Christoph Dellago ist seit 2003 Professor für Computational Physics an der Universität Wien. Computer nutzt er als Forschungsinstrument, wobei ihn insbesondere die statistische Mechanik von komplexen Systemen wie Flüssigkeiten, Festkörpern und Nanokristallen interessieren. Gemeinsam mit Harald A. Posch publizierte er kürzlich den Artikel "Realizing Boltzmann's dream: computer simulations in modern statistical mechanics". (© derknopfdruecker.com)
uni:view: Inwiefern sind Boltzmanns Erkenntnisse heute noch aktuell?
Dellago: Die Erkenntnisse Ludwig Boltzmanns sind in vielen Bereichen der modernen Forschung noch immer von großer Bedeutung. Ganz besonders trifft das auf mein eigenes Fachgebiet, der Computersimulation von Materialien, zu. Mit Hilfe leistungsfähiger Computer wie dem Vienna Scientific Cluster können wir heute berechnen, wie sich einzelne Atome bewegen und welche Strukturen sie bilden, um daraus die Eigenschaften von Materialien vorherzusagen. Gewissermaßen verwirklichen wir mit Computersimulationen Boltzmanns Traum und man kann sich nur vorstellen, wie begeistert Boltzmann vom Computer als Forschungsinstrument gewesen wäre.

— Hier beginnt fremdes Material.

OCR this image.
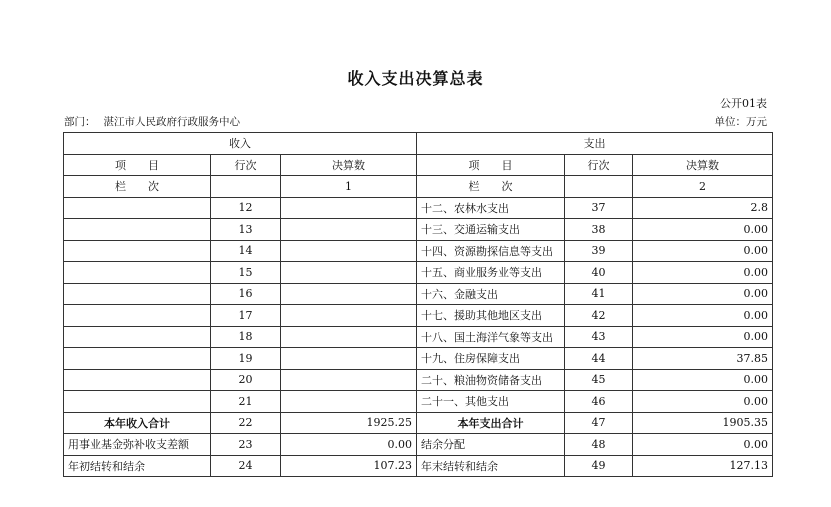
收入支出决算总表
公开01表
部门： 湛江市人民政府行政服务中心	单位：万元
收入			支出		
项　　目	行次	决算数	项　　目	行次	决算数
栏　　次		1	栏　　次		2
	12		十二、农林水支出	37	2.8
	13		十三、交通运输支出	38	0.00
	14		十四、资源勘探信息等支出	39	0.00
	15		十五、商业服务业等支出	40	0.00
	16		十六、金融支出	41	0.00
	17		十七、援助其他地区支出	42	0.00
	18		十八、国土海洋气象等支出	43	0.00
	19		十九、住房保障支出	44	37.85
	20		二十、粮油物资储备支出	45	0.00
	21		二十一、其他支出	46	0.00
本年收入合计	22	1925.25	本年支出合计	47	1905.35
用事业基金弥补收支差额	23	0.00	结余分配	48	0.00
年初结转和结余	24	107.23	年末结转和结余	49	127.13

In unserer Arbeit greifen wir ständig auf Boltzmanns Ideen zurück und viele Methoden der molekularen Computersimulation haben ihre theoretische Grundlage in Boltzmanns Erkenntnissen. Wenn wir beispielweise im Rahmen von Monte-Carlo-Simulationen Zufallszahlen benutzen, um molekulare Strukturen zu erzeugen, bedienen wir uns von Boltzmann erdachter Ensembles. Dabei erlaubt uns Boltzmanns Ergodenhypothese die komplizierte Zeitentwicklung von molekularen Systemen zu vernachlässigen und Zeitmittelwerte durch Ensemblemittelwerte zu ersetzen. Boltzmanns statistische Betrachtungsweise ist auch die Grundlage für die Analyse von molekular-dynamischen Simulationen, mit welchen man die Bewegung von Atomen und Molekülen im Detail verfolgen und beispielsweise untersuchen kann, wie sich ein Gitterfehler durch einen Festkörper bewegt, eine chemische Reaktion abläuft oder sich ein Protein faltet.
Bei solchen Prozessen spielt der sogenannte Boltzmann-Faktor, welcher die Wahrscheinlichkeit von Zuständen in Systemen mit einer bestimmten Temperatur beschreibt, eine wichtige Rolle. Boltzmanns Bedeutung für die aktuelle Wissenschaft geht jedoch natürlich weit über die Computersimulation in den Materialwissenschaften hinaus und sein Einfluss auf die Entwicklung der modernen Physik ist kaum zu überschätzen.